Recent Bay of Plenty activity has ranged from honey and health company Comvita's $12.3 million acquisition of Timaru's New Zealand Honey Ltd, to Graeme Hart's agreement to sell Carter Holt Harvey's pulp, paper and packaging businesses to Japanese interests for $1.03 billion.
An asset sale involved selling some or all of the assets owned by a company, such as plant and equipment, land and buildings, trading stock, as well as intangible assets such as intellectual property and goodwill.
In a share sale, the purchaser took control of an existing company by buying shares at a stipulated price, acquiring both the assets and liabilities.
"There is a constant conflict faced by vendors and purchasers as to which option should be adopted," said Ms van Heerden. "In an asset sale, the purchaser can pick and choose the assets it wants to buy, and have some certainty around the liabilities to be assumed. Effectively, a share sale involves a complete transfer of everything a company owns, including the kitchen sink."
Toni Palmer, a partner in the Tauranga office of Tabak Business Sales, which specialises in advising on the sale and acquisition of small to medium-sized enterprises, said the asset sale was the most common option for the firm's clients.
"It means any residual liabilities lying within the company not passed on to a new owner," she said. "Share-based sales are most often between related parties who have previous knowledge of the business, or when there is some unique contract or advantage that cannot be transferred out of the company."
Ms van Heerden said while there were pros and cons for each option, a number of risks were often overlooked.

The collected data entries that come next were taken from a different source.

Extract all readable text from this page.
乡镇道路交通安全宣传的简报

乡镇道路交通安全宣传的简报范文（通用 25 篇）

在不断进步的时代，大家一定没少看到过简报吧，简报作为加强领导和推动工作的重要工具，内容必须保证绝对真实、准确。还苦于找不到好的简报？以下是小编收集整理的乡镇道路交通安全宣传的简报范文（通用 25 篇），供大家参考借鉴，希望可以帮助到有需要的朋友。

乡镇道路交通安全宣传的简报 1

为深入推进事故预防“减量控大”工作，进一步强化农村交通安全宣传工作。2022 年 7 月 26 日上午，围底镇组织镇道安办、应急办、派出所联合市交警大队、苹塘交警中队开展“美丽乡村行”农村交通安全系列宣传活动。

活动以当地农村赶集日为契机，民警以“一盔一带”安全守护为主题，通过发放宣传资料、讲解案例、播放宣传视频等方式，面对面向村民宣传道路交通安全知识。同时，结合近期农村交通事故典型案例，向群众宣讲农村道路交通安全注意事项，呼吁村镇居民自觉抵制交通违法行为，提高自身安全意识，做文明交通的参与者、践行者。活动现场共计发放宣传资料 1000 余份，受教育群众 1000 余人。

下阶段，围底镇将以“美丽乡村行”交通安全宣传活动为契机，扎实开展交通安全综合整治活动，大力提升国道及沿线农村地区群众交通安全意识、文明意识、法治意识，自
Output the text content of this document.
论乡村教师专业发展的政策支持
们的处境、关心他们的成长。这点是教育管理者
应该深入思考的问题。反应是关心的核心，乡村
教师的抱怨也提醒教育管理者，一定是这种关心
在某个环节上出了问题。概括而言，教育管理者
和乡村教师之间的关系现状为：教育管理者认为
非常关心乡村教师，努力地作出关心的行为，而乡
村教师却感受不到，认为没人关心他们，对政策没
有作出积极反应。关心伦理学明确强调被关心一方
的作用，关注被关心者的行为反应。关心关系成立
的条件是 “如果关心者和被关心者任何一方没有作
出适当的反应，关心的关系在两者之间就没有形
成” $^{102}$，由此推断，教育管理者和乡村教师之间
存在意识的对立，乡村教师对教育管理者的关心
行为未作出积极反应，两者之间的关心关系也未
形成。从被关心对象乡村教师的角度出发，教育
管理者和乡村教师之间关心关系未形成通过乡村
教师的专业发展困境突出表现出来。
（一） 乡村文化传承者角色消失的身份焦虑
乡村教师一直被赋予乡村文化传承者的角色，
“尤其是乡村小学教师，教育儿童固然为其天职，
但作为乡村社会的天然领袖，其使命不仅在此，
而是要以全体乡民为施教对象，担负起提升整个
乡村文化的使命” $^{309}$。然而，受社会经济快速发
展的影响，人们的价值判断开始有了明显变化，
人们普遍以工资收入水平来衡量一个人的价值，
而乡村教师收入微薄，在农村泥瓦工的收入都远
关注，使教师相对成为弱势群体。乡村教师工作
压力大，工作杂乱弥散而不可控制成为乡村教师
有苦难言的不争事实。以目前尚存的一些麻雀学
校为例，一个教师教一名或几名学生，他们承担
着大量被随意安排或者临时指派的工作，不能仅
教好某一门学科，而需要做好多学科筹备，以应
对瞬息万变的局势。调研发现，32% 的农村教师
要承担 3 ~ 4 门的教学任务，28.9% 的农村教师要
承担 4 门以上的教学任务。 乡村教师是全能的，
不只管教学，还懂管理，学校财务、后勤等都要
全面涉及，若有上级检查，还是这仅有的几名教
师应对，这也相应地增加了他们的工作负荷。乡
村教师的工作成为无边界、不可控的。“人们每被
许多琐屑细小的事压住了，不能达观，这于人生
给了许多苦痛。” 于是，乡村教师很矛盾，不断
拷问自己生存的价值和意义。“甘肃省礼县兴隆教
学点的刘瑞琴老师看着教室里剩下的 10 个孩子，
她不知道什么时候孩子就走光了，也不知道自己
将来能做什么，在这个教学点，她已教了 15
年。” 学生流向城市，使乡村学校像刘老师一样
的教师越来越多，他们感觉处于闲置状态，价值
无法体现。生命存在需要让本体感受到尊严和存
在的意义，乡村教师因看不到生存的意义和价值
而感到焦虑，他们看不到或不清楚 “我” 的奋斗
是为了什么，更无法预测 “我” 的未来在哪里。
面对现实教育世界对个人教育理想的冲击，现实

"In a share sale, the new owner can be held responsible for tax liabilities and other past debts which even the vendor was unaware of. And if more than 51 per cent of shares are acquired, there is a risk the company may forfeit tax losses in the year of the sale. It may also risk losing imputation credits if more than 34 per cent of the shares are acquired.
"In an asset sale, key contracts often can't be passed on without express permission from the third party involved. This means special deals or rates that the previous owner had locked in place might not continue once the business changes hands, making it less profitable."